On the other hand, with a three hour session, you can really sink your teeth into stuff. That also seems to work well for the hour and fifteen minute session, but one of my university duties ties up Tuesdays pretty badly, so I couldn't teach my other classes on a Tuesday Thursday schedule; the combination would mean my teaching five days a week. (I like to avoid that, if I can.) An hour at a time means you break things into smaller chunks. That has it's upsides and downsides, too.

Upsides to the three hour chunk: Time to get a real discussion going. Time to work on things in class in a differently focused way. Once a week prep; I can keep track of a single conversation; once a week really focused grading when short assignments are due.

Downsides to a three hour chunk: A student who misses a day misses a LOT. Students have to be really prepared for every meeting; unprepared meetings would make for a just horrific class experience. Prep three days a week, spreads out the grading potentially.

As undergraduates, what were your experiences with longer class sessions? What upsides or downsides do you think I should think about that I haven't mentioned?


  1. Anonymous9:43 AM

    I usually disliked the three hour classes, for the reasons you specified above, but my senior seminar was one of these three hour classes, and it has come in quite handy. A lot of the people in my senior seminar were grad-school bound, and currently ALL of my grad school classes are 3 hours, once a week. If the situation is similar at your uni, I'd push for the three hour class. It is helpful to have experience as an undergrad in such a class before being bombarded with long classes as a grad student.

  2. Anonymous10:09 AM

    I liked the long classes, so long as the prof was merciful and had a break in the middle. The break also helped the class socialize which made the group tighter.

  3. It depended upon the professor. I would never take a three hour class with a professor who has very little personality in the class room. There have been many, during my undergraduate classtime, who were effective and I could easily have set through three hours, while others, I barely could do an hour. So, if you can keep them alert and engaged, which it sounds like you can, then three hours is the way to go.

  4. If you are doing something interactive then three hours with a break is good. Lecturing for three hours is brutal no matter which side of the podium you are on!

  5. Anonymous2:14 PM

    For literature, I will always (as both student and instructor) choose the long class over the very short. The TTh 90-minute class splits the difference, and most classes I had as an undergrad went this route. Are MW 90-minute classes an option for you? Just to avoid the teaching every weekday problem?

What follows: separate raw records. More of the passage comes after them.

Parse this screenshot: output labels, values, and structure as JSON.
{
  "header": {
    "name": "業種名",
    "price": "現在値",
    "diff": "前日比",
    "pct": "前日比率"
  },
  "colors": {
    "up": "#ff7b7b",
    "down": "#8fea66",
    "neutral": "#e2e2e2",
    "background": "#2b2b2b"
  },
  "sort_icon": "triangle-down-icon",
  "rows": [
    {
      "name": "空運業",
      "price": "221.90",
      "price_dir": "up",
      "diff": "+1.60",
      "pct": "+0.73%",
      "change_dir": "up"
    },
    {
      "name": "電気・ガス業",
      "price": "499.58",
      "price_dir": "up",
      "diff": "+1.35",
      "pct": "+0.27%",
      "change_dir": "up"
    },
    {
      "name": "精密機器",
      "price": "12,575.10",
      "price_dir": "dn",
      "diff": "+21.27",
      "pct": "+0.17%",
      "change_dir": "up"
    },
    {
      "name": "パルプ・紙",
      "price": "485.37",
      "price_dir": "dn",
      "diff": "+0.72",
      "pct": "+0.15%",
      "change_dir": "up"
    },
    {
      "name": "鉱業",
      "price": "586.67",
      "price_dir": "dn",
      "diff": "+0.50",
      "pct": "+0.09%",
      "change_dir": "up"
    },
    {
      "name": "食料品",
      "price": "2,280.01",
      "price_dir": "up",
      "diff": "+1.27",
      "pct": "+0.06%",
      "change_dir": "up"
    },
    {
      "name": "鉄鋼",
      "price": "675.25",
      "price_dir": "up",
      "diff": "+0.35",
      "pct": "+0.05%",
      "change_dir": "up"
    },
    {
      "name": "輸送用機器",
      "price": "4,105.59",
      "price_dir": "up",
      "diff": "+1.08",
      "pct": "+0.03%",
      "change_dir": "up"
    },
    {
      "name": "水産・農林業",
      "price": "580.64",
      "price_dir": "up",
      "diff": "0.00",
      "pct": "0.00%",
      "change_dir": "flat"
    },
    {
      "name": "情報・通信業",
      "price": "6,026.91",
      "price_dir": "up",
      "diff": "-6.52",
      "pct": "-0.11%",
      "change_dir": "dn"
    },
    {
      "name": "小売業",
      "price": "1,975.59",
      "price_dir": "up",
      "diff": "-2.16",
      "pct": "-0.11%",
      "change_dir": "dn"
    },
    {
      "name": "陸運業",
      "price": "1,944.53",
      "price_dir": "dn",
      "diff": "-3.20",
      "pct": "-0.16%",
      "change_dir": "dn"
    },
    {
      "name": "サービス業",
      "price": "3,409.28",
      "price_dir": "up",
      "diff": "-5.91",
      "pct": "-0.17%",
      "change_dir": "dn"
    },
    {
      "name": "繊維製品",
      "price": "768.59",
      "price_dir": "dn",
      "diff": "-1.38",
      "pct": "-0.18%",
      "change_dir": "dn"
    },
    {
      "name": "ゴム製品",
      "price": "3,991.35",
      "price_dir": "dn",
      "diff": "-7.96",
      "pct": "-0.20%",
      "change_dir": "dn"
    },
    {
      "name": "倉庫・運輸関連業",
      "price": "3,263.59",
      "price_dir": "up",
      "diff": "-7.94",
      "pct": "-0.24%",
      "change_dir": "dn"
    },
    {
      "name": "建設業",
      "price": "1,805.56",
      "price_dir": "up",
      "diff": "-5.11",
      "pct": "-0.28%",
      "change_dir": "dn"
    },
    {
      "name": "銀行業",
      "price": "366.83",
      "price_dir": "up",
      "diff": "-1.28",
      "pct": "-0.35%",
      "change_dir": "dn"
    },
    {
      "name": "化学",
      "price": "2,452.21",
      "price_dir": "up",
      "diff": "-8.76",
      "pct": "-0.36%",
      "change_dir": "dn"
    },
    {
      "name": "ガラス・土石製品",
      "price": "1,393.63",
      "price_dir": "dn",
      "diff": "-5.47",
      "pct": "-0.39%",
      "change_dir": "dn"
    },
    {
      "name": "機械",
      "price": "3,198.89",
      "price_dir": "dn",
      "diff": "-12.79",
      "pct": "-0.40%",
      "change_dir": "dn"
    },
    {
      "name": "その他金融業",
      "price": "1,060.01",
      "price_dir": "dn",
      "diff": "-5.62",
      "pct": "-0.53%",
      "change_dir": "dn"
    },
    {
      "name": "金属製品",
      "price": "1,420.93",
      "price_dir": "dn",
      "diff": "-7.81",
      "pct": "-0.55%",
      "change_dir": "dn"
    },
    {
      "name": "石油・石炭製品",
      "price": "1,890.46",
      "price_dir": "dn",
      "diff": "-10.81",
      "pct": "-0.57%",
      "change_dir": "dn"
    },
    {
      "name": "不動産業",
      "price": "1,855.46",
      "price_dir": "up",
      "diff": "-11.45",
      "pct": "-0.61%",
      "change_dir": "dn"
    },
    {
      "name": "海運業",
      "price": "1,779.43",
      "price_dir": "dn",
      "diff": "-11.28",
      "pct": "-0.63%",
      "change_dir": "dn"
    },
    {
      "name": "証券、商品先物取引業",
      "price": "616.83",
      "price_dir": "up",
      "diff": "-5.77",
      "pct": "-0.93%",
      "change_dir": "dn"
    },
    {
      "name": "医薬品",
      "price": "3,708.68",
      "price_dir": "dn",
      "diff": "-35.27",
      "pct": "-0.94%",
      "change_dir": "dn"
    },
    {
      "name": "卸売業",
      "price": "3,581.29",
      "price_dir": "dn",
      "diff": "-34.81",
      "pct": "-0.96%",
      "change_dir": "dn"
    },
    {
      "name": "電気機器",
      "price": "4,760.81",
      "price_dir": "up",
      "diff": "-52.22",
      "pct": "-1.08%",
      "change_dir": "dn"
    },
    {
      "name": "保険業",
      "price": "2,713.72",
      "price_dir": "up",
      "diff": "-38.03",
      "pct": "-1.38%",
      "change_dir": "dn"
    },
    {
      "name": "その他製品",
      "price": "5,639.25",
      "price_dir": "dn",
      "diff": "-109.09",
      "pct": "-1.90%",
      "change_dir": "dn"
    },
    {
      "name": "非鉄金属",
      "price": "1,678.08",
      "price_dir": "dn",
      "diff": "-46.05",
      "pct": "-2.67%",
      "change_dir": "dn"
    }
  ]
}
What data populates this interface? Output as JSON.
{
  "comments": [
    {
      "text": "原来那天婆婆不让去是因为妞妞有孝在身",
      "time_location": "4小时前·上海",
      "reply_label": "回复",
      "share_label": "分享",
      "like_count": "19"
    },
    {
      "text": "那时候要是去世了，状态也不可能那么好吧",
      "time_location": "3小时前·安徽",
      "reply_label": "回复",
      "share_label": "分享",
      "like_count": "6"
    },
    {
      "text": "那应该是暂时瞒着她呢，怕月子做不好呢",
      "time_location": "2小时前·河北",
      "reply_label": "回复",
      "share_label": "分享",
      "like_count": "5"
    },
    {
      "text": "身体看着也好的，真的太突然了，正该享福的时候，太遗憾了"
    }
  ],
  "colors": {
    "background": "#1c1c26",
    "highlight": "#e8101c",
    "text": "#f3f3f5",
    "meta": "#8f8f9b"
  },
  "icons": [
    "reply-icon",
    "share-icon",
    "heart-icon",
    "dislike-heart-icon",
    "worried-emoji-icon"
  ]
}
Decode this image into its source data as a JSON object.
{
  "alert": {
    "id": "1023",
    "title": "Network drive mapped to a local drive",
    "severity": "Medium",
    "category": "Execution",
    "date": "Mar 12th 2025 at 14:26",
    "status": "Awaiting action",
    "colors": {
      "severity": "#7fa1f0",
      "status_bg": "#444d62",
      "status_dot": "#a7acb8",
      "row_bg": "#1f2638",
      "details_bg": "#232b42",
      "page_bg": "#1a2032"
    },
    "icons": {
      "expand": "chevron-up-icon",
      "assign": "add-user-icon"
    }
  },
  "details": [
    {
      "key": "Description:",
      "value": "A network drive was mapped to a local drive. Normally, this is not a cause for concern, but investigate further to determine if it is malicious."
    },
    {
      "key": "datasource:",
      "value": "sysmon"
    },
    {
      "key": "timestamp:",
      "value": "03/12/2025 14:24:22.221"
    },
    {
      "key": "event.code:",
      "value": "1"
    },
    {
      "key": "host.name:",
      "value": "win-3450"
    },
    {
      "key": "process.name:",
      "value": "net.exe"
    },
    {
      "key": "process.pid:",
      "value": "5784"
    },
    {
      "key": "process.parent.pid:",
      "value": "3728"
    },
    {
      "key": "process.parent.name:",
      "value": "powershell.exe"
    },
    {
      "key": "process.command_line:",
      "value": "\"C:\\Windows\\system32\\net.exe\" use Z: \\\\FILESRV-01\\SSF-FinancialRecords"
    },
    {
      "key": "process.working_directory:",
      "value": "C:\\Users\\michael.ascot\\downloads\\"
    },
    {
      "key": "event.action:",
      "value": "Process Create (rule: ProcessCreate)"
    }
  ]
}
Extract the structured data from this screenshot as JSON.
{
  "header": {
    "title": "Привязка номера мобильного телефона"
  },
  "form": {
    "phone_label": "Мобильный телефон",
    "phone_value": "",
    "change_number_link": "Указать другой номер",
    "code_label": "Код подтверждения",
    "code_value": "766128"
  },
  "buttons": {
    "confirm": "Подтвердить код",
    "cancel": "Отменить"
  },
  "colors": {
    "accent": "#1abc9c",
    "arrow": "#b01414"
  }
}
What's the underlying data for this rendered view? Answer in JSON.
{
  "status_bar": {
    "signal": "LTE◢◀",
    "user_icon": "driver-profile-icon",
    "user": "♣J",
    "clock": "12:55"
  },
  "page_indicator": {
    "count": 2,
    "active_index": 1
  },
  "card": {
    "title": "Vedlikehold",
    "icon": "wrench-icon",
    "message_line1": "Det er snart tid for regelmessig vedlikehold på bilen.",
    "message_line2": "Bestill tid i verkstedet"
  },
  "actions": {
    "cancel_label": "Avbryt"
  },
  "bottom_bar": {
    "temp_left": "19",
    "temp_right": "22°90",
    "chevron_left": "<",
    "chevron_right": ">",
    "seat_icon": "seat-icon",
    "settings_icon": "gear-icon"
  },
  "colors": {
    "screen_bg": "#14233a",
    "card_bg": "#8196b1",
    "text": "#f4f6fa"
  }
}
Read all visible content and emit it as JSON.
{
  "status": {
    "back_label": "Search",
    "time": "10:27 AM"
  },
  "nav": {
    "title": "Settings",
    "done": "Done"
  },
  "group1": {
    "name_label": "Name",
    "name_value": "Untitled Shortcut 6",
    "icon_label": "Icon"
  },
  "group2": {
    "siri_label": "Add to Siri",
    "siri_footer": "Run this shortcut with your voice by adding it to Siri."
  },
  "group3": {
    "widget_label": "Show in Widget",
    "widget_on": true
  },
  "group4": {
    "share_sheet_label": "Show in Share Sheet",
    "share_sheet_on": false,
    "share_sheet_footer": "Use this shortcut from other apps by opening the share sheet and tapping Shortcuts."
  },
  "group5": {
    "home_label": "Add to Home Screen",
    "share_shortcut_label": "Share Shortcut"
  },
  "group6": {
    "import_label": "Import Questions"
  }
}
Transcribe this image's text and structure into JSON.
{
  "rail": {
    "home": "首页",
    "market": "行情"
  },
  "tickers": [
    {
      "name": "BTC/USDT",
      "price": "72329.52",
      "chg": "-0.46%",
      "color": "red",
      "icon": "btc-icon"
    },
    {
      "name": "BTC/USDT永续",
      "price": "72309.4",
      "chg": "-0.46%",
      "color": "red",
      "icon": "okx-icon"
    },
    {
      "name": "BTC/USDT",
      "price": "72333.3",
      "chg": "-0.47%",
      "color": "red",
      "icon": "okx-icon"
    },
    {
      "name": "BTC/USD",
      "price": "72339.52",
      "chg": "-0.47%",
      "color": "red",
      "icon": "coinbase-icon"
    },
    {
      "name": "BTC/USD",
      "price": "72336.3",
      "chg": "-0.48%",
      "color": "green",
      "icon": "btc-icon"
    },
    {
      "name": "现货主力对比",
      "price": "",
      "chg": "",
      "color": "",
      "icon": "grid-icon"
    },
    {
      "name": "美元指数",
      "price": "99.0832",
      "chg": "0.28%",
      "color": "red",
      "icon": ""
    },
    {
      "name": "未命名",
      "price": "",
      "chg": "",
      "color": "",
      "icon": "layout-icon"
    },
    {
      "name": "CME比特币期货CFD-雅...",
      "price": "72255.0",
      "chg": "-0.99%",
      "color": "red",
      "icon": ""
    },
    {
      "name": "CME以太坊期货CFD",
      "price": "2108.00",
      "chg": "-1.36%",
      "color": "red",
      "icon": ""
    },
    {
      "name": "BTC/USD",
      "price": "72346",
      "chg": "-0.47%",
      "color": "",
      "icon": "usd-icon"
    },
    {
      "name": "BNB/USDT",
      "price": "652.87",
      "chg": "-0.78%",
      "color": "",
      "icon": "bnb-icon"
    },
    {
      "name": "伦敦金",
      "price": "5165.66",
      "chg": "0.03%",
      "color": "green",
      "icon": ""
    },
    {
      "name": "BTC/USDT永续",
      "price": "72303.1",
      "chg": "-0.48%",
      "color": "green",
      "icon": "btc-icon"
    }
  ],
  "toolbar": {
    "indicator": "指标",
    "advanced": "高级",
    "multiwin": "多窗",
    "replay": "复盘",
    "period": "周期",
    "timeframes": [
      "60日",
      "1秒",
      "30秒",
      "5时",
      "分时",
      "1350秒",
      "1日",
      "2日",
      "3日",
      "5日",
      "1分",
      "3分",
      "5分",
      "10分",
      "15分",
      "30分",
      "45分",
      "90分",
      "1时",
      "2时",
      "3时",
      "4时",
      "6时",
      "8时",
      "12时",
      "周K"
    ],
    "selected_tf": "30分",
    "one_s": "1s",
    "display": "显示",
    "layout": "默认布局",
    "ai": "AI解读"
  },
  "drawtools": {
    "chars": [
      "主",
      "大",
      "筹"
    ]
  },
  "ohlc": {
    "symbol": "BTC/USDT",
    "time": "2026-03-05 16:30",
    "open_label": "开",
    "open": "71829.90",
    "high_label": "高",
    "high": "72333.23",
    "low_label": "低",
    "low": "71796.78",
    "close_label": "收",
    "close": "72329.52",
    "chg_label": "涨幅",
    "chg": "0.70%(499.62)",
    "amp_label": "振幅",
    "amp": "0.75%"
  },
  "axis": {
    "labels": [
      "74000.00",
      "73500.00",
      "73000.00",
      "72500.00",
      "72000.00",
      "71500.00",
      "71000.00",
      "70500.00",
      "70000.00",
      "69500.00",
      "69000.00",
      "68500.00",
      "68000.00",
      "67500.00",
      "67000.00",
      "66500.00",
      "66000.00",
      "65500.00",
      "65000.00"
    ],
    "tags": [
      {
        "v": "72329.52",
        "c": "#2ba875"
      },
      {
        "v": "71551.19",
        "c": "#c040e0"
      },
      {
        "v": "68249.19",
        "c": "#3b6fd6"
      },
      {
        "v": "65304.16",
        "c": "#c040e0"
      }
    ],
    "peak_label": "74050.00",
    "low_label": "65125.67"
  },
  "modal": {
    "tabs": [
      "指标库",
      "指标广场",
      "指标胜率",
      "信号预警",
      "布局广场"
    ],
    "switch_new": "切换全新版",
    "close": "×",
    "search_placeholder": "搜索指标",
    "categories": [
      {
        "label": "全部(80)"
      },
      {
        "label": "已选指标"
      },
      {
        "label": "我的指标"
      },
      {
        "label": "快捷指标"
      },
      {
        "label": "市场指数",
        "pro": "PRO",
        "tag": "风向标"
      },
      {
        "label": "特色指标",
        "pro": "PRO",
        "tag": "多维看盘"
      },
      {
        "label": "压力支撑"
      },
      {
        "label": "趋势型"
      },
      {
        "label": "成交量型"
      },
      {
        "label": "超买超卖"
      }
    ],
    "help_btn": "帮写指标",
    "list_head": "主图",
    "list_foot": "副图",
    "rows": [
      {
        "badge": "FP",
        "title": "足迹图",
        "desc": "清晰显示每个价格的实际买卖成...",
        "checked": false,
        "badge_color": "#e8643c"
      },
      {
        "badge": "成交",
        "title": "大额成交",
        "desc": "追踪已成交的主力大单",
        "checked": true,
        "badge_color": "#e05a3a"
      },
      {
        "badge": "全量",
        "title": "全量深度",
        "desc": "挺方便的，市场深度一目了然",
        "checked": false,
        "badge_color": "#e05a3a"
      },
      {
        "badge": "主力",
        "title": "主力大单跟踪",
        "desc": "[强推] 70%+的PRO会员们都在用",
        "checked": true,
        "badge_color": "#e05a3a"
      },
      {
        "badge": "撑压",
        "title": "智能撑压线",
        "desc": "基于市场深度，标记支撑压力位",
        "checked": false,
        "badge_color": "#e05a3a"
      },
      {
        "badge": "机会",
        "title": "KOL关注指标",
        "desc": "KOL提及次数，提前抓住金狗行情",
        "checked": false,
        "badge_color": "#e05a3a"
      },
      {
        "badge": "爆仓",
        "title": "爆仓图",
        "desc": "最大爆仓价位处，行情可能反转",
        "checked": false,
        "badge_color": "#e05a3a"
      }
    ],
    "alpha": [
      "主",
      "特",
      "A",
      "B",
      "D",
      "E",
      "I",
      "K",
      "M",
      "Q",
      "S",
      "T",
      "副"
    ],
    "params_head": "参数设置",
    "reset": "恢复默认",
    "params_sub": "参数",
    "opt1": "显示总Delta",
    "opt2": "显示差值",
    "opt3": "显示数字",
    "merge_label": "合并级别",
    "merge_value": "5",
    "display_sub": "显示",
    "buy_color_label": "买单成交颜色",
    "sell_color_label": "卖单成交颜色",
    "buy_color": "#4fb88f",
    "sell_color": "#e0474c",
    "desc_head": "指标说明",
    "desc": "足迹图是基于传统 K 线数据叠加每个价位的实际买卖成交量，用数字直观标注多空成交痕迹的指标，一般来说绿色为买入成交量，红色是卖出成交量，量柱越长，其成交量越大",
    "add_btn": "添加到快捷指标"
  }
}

    I'm teaching a one-hour MWF class this quarter and hating it more than anything. There's no way to sustain a discussion, because by the time everyone trickles in and stops shuffling papers, it's time to pack up and head out again. When I give a quiz or an in-class assignment, I lose a quarter of the hour. Plus, I suspect students think that they don't have to have all the reading done by Monday, because we have the whole wide week ahead of us.

  6. Anonymous6:28 PM

    I think if any undergrad class should be 150 minutes, it should be the senior seminar...the value of depth is incalculable, and it's often small enough a group that you can add little pick-me-ups like food or the occasional off-campus meeting. I think if I had to do in a 50 minute class what I want to happen in such an upper-level course, I'd shoot the clock twice a week.

  7. 3 hours of wall-to-wall James Joyce and you'll have suicides. No longer than 2hrs. Aside from anything else, people need to pee. I doubt students raised on pop videos can sustain 3hr bouts of intense concentration. 1hr 30 to 2hrs is sustainable for some really pithy work. Two sessions across a week gives you more flexibility.